I remember being mainly interested in the people that made up the judicial world of the court: the judges and their assistants, the prosecutors and the bailiffs, the typists and the archivists, the attorneys and their clients, the lay persons who had been summoned to answer for what they had done or to give testimony, and so forth. Everyone was asked for consent before any photographs were taken. But I realise how much times have changed. I haven’t included pictures of people who seem to be shying away from the camera, or of the alcoholics who were escaping from the bitter winter cold in the stairway. I’ve also excluded images of the witty teenagers that we met at the juvenile court who were, perhaps, a bit too eager to pose for me but without fully realising how badly that pose might turn out for them. So if you recognise yourself or a family member in the photographs and you would like the photograph to be taken down, you can email me by clicking here.

What was once a photojournalistic report of an upcoming change is now simplified into a photoessay of a bygone era. As I look at these images today some 40 years on, I notice that I’m drawn to different things. Not to the people anymore. I’m more captured by the degraded state of the once grand neoclassical building, by the peeling paint, scratched wooden furniture and crisscrossing wires. I note how the judicial bureaucracy has been dispersed into inefficient satellite units. I admire the Bakelite telephones and balanced-arm desk lamps. I notice that there are no computers but, instead, shelves full of folders, boxed archive cards and Selectric typewriters. I wonder about the seemingly casual attitude to smoking and to the pinup calendars. And so on. Compared to the Court’s current offices and judicial culture, things couldn’t be more different.

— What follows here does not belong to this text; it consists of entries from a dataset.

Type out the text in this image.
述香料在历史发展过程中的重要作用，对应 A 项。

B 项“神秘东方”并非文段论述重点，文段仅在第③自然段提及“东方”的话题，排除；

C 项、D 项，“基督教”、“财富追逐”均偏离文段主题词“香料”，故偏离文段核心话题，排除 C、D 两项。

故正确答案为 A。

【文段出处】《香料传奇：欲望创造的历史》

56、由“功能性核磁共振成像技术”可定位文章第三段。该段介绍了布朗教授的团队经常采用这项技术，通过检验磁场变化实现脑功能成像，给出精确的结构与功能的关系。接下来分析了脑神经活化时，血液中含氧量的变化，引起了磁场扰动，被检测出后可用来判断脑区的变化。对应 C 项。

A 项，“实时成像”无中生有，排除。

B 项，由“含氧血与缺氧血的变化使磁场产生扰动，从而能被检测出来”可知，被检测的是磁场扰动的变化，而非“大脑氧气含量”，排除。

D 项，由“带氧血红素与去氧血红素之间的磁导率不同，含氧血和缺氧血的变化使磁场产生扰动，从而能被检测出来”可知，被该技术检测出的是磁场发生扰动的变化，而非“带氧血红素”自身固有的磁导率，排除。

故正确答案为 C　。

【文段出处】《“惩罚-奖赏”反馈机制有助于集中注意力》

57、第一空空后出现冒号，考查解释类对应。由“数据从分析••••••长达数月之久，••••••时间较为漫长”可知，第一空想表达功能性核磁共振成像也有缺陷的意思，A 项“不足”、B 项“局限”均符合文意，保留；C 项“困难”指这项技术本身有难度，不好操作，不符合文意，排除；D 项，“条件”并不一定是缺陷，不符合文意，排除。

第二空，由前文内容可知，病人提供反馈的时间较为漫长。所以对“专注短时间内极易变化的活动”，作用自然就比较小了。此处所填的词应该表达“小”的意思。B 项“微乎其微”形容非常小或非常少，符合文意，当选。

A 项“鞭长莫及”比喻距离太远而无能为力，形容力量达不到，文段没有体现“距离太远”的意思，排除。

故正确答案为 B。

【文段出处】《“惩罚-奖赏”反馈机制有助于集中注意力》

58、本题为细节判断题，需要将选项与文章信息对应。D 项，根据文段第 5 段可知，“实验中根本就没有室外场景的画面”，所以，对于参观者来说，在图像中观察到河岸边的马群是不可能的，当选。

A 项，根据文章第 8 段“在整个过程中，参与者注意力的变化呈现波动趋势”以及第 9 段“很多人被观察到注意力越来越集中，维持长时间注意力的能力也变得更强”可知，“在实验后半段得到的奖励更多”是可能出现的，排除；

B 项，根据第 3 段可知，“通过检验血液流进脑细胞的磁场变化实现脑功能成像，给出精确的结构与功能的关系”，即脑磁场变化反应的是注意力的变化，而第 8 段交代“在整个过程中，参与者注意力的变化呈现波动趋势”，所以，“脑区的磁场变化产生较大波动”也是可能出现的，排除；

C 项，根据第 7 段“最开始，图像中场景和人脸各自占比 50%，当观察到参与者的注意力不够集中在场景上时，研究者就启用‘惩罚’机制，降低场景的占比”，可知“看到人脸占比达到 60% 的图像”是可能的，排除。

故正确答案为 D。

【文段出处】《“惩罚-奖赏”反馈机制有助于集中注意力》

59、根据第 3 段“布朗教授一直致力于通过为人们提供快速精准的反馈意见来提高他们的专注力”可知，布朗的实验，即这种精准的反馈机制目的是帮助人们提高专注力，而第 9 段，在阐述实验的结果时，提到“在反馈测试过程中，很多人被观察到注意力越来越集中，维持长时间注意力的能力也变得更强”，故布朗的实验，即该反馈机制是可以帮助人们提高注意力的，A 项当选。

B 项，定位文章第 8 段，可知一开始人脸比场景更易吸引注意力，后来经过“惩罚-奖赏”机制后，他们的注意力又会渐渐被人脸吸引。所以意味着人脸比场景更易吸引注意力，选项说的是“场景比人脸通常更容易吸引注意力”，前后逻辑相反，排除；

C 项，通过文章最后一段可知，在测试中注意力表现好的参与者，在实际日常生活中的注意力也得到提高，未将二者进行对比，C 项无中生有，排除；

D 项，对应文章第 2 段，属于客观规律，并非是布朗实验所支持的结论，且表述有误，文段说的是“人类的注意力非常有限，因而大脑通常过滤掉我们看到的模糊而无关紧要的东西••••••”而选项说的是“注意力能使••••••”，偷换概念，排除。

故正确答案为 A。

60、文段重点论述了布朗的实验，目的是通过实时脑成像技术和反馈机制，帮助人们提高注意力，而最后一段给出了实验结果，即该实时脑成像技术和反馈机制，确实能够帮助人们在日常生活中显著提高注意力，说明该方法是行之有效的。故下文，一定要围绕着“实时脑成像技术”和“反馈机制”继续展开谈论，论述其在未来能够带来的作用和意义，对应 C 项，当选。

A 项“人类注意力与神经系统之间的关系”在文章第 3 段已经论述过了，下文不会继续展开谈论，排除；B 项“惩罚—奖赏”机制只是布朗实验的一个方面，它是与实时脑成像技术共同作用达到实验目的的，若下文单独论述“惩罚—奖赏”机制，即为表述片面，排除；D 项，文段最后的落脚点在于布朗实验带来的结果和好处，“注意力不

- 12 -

You’ll find the photoessay uploaded into the project’s Tumblr gallery here and here. I’ve tried to resist over-enhancing  the 35 mm black and white film digitally. Monday, 27 February 1984, was a busy day in court, and many of the shots were taken ‘off the hip’ without too much preparation time. So I haven’t reframed what was captured on film. I’ve removed bits of dust and ‘healed’ the worst scratches that became visible during the scanning of the negatives. But there’s only so much one can do. Time will erode the silver halide crystals no matter how sophisticated your home archiving practices are.

The camera was, if I remember correctly, a Canon EX EE, and the film Kodak Tri-X 400 Pan.